社会インフラ市場のグローバル化が進み、日立や東芝などが注目されますが、インフラ・プロジェクトには長期間かつ多額のコミットメントが必要となります。その間に調達コストや運営コストが大幅に変動することがあります。競合に打ち勝って受注できても、採算割れに陥ってしまうケースも多々あると思います。失注したことの意味を吟味しておく必要があると思います。将来の様々なシミュレーションを実施した上で適切な価格提示で失注するケースが否かを考える必要があります。しかし、日立も東芝も財務体質が磐石とはいえない状況です。東芝がビル・ゲーツと共同開発に踏み切ることも東芝とIHIの原発機器の共同生産も一種の金融イノベーションの活用例でしょう。成功したとき失敗したときなどの権利規定など工夫があるはずです。
日本を含む先進国の多くは社会インフラのリノベーションの時期に来ています。新興国の社会インフラ・ニーズはますます高まっています。19世紀が蒸気と鉄道の時代だとすると、20世紀は自動車と電気とITの時代ですし、21世紀は、太陽エネルギー・原子力とICT活用型の社会インフラとそのインフラを活用する多様なサービスの時代と考えるべきかもしれません。
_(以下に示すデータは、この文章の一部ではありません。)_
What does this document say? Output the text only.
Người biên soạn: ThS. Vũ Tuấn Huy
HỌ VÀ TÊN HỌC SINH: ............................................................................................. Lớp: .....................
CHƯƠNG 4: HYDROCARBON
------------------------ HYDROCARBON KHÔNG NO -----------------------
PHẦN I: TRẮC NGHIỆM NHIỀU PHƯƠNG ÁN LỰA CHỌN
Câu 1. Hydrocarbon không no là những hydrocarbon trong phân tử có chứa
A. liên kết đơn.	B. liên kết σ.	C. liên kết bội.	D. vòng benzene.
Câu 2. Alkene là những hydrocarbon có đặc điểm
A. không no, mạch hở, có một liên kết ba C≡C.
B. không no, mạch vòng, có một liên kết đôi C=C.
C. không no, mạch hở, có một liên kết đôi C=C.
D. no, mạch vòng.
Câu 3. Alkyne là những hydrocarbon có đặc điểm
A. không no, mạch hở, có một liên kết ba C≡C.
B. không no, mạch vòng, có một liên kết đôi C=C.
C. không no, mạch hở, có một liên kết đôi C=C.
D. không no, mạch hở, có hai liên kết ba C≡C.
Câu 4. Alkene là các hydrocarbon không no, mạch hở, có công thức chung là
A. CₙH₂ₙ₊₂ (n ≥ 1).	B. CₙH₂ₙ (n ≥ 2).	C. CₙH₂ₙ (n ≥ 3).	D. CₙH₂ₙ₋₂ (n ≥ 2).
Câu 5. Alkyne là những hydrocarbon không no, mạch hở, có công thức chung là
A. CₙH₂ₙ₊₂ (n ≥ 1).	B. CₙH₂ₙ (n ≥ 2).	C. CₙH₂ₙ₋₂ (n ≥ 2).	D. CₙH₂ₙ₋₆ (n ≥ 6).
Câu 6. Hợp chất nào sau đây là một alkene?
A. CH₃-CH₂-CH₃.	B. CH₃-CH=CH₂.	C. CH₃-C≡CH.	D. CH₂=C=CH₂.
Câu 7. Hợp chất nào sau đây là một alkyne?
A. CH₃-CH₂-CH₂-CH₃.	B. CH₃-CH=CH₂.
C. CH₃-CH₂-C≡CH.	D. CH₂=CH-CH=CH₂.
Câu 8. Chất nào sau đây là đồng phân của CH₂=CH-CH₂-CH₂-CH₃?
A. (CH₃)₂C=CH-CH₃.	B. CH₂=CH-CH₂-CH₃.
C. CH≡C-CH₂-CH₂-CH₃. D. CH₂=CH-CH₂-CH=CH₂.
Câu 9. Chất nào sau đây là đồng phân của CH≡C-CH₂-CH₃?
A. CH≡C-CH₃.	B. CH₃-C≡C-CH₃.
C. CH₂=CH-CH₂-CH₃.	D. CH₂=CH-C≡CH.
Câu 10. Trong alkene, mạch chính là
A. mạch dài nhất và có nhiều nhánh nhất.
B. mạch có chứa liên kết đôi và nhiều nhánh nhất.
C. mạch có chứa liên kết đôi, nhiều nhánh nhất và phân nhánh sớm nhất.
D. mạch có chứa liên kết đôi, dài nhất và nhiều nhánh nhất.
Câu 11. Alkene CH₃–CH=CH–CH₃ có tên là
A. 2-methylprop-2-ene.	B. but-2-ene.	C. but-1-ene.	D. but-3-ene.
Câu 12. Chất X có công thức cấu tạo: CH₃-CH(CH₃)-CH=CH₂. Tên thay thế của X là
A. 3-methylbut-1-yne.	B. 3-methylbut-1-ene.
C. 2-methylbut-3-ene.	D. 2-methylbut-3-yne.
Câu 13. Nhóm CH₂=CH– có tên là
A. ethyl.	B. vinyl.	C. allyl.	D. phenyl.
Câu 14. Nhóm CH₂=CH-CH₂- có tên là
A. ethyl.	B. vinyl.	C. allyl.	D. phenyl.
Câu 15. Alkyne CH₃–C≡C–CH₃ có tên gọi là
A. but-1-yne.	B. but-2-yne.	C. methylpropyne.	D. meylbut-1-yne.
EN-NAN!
21世紀をこう捉えると、大規模資金を必要とするプレイヤーと、金銭的資本ではなく様々なアイデアや技能を含む人的資本を集約する比較的小規模なプレイヤーとが混在する経済構造を想定するべきなのかもしません。大規模資本プレイヤーには公開株式会社という形態が適していると思いますが、人的資本を集約する企業形態は必ずしも株式会社である必要はないでしょう。しかし、だからといって、そうした人的資本集約型企業にはリスク・キャピタルや透明性が必要ないわけではありません。むしろ、そうした企業のサービス内容やビジネス・モデルが公開されると、一定の規模のリスク・キャピタルが提供され、更なるビジネス・イノベーションが促されることになると考えれます。公開に伴う金銭的インセンティブも多様なサービス創造につながります。こうした株式会社一辺倒の時代(といっても19世紀半ば以降の150年間程度)から企業形態多様化時代にシフトし始めているかもしれません。非株式会社企業形態の活用を社会としてどれだけ出来るかも、各国・各社会の経済上の競争力の決定要素になりつつあるように感じます。
普天間基地問題や選挙もあるでしょうか、日本の成長ビジョンを早期に策定しなければならないと思います。日本には相当のポテンシャルがあると考えていますが、このままではジリ貧です。政治と経済は別という時代は終わっています。政治の貧困が経済の貧困に直結しているのです。最近の円安は、その兆候に呼応しているのかもしれません。